Supporters say the accelerated method can get rid of a hazard more quickly and return the land to productive use sooner. But regulators, activists and others question whether the rapid timetables are safe and whether the companies have the expertise and the financial means to do the job.
“We were up in arms that it was 60 years,” Janet Tauro, head of the environmental group New Jersey Clean Water Action, said of the initial plans for decommissioning the Oyster Creek plant. “And then we hear it’s going to be expedited to eight years. It’s great to get it over with, but are there corners that are going be cut?”
Once a reactor is shut down, the radioactive mess must be cleaned up, spent nuclear fuel packed for long-term storage and the plant itself dismantled. The most common approach can last decades, with the plant placed in a long period of dormancy while radioactive elements slowly decay.
Spent fuel rods that can no longer sustain a nuclear reaction remain radioactive and still generate substantial heat. They are typically placed in pools of water to cool, staying there for at least five years, with 10 years the industry norm, according to the Nuclear Regulatory Commission. After that, they are removed and placed in giant cylindrical casks, typically made of steel and encased in concrete.
But Holtec International, which in the past year has been buying up several retired or soon-to-be-retired nuclear plants in the U.S., has designed a cask it says can accept spent fuel after only two years of cooling.
The companies jumping into the business believe they can make in profit.
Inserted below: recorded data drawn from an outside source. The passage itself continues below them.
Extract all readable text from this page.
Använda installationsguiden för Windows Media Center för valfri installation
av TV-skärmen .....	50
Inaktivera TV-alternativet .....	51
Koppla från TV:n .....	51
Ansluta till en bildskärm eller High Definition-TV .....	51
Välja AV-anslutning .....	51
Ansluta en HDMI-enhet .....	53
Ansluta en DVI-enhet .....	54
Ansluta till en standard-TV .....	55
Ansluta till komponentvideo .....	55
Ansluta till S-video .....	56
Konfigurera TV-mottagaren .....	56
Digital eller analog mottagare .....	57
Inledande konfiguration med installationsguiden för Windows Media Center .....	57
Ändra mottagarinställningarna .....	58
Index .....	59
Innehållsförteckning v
For the utilities, such deals free them from having to oversee long, complex projects involving decades of work and round-the-clock guarding of the dangerous waste.
While there are risks in transferring spent fuel too quickly, experts also note there are dangers while the fuel rods are sitting in the pools, including the chances of a catastrophic fire or leak resulting from a natural disaster, terrorist attack or other event.
“There’s a natural tendency to say, ‘Oh, they’re doing it fast, they’re going to make mistakes, it’s not going to be safe,'” said Rod McCullum, senior director of decommissioning and used fuel at the Nuclear Energy Institute, a Washington-based advocacy group for nuclear power. “You’re actually getting safer by getting faster.”
In legal briefs filed with the NRC, however, Massachusetts state officials have expressed skepticism about Holtec’s plan to decommission Pilgrim on an expedited schedule “never before achieved.” Holtec has never managed a decommissioning start to finish.
Holtec has come under scrutiny over its role in a mishap last August during the somewhat less aggressive decommissioning of the San Onofre plant in Southern California, where two reactors were retired in 2013 and the estimated completion date is 2030.
Holtec contractors were lowering a 45-ton spent fuel cask into an underground storage vault at San Onofre when it became misaligned and nearly plunged 18 feet, investigators said. No radiation was released.
Federal regulators fined Southern California Edison, the plant’s owner, $116,000, and an investigation found that some Holtec procedures had been inadequate or not properly followed.
Massachusetts officials have stopped short of asking the NRC to block Pilgrim’s sale but have cited the California incident while questioning whether the money in Pilgrim’s decommissioning trust fund is sufficient to cover unexpected delays or overruns.
By Holtec’s accounting, the Pilgrim decommissioning will cost an estimated $1.13 billion, leaving $3.6 million in the fund. State officials have described that cushion as “meager” and have warned of “significant health, safety, environmental, financial and economic risks.”